“Volevo raccontare la storia di una donna ma mi rendo conto che la tua è la storia di chi lottava per avere il diritto di essere una donna, contro l’inesistenza che la tua vita t’imponeva.”
“Era sicura di meritarsi un’altra vita, una vita che stava da qualche parte, astrattamente, in un mondo virtuale, che le sarebbe bastato un niente a sfiorarla, mentre nel mondo reale la sua era quello che era solo per caso.”[…]
“È strano, per tutti e due la vita è iniziata da perdenti nella Storia, lei la donna e io Il figlio dissidente, mostruoso. Ma come in un’equazione matematica, un rovesciamento simmetrico e matematico delle cose, i perdenti di quel mondo condiviso sono diventati i vincenti, e i vincenti, i perdenti.”[…]
“Io credo che se non ci fossimo avvicinati in questi ultimi anni, se non ci fosse stato questo avvicinamento reso possibile da una distanza, non mi sarei ricordato questa storia. se adesso posso guardare al passato con affetto, anzi, far rinascere dal caos del passato frammenti di tenerezza, è perché la nostra relazione è cambiata. il nostro riavvicinamento non ha cambiato solo il suo futuro, ha trasformato anche il nostro passato.”[…]
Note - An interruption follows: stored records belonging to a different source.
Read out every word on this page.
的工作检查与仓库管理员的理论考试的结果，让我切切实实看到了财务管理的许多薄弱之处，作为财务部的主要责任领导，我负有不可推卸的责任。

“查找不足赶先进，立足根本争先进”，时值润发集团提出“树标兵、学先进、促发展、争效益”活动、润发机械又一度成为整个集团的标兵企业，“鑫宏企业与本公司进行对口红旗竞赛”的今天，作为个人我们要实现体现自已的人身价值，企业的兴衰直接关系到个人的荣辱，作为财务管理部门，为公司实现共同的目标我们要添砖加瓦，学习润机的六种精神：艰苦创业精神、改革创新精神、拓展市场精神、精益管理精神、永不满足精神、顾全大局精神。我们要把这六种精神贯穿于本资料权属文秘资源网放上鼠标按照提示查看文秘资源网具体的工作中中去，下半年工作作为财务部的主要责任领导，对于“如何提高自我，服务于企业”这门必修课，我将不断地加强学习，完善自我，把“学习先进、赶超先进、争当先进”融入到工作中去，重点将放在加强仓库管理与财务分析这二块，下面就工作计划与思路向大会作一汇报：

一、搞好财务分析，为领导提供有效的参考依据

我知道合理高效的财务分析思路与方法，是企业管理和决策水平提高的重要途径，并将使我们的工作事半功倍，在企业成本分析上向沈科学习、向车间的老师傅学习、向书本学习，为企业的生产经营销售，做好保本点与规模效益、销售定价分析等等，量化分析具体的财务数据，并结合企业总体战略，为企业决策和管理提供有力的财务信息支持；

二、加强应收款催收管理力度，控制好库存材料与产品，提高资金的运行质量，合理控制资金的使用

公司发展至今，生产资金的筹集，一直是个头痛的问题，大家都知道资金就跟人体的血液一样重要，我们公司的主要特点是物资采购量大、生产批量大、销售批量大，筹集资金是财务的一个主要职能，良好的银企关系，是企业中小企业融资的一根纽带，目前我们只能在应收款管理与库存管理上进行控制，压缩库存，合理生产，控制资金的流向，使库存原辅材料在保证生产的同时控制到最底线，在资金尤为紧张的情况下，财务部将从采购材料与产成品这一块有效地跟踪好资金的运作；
“E venuta a vivere a Parigi. La prima volta che l’ho raggiunta nella sua nuova via, non mi capacitavo della persona che era diventata, che avevo davanti. Non aveva più niente di quella donna che era stata mia madre. Aveva il viso truccato, i capelli tinti. Portava i gioielli. Erano bastate poche settimane di distacco dal paese e da tutti gli aspetti della sua vita di prima per cambiare dalla testa ai piedi. Ha colto la sorpresa nei miei occhi e ha detto – come sempre, retorica di sé stessa: “Hai visto, non sono più la stessa! Sono proprio parigina adesso.” Ho sorriso, “Sì, è vero. E’ vero, sei la Regina di Parigi”. […]
“E proprio a Parigi ha iniziato a pronunciare altre frasi, specchio di quella nuova esistenza. Non so se sentisse fino in fondo la rivoluzione che solo la possibilità di pronunciare quelle frasi costitutiva.[…]
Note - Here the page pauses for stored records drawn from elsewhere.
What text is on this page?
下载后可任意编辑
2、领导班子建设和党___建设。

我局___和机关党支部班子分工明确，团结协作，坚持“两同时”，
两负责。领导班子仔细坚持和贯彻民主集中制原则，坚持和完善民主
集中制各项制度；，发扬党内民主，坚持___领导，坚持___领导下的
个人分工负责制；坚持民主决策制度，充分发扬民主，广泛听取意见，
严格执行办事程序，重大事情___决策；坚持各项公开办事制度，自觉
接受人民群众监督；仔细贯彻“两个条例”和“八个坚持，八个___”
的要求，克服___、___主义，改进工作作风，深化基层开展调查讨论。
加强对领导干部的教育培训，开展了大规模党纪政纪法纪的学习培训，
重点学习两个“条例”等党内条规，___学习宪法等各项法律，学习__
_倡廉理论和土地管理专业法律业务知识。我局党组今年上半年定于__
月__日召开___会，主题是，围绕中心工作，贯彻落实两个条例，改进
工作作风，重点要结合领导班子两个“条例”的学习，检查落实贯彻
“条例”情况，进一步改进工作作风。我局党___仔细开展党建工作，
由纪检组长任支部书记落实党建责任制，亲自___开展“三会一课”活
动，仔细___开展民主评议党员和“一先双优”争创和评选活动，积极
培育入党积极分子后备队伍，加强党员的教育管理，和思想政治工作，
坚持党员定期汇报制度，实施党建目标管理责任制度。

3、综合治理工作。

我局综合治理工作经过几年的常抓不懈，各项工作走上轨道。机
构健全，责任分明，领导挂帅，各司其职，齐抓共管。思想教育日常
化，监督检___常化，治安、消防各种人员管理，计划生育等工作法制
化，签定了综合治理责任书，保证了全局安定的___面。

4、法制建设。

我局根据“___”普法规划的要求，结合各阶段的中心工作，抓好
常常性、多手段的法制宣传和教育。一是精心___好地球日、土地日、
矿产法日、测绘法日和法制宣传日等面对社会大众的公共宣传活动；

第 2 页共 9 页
“Era felice di essere una donna che compra vestiti, di fare come diceva lei, quello che fanno tutte le altre donne, truccarsi, prendersi cura di sé, sistemarsi i capelli. Per certe persone l’identità di donna è sicuramente opprimente; per lei diventare donna era una conquista. “[…]
“Che significa cambiare? Se prendo quello che so di lei oggi ci sono decine di immagini e di fatti che contraddicono la storia lineare di una metamorfosi felice. Non è mai uscita dalla Francia, continua a comprare il cibo nei supermercati per poveri alla periferia di Parigi, non guadagna e quindi in parte dipende dall’uomo con cui vive, non riesce a legare con le persone del quartiere, le borghesi della sua via la guardano con condiscendenza. […] Un cambiamento è sempre un cambiamento se è così circoscritto dalla violenza di classe? Eppure, è felice. Me lo ripete. Non so più cosa e come pensare. Forse il punto non è che’ significa cambiare, ma che’ significa essere felice. Non la trovo la risposta, ma so che la sua esistenza oggi, quello che è diventata, mi mette davanti alla questione.” […]
“Ha cambiato cognome come me… Ha scelto un cognome composto da quello di sua madre. Da ragazza e da quello di suo padre adottivo. Ha comprato romanzi d’amore nei supermercati. Non voleva più guardare la televisione, lei che la guardava sempre quando ero piccolo. “La televisione veramente tempo perso.” Per la prima volta ha coniugato la sua vita al futuro.”[…]
“Da bambino esprimevo sogni e desideri troppo grandi, ambizioni anormali per un bambino della mia età…Giuravo, che …le avrei comprato un castello tutto suo. Avrei voluto che questa storia fondasse, in un certo senso, la dimora in cui potesse rifugiarsi.”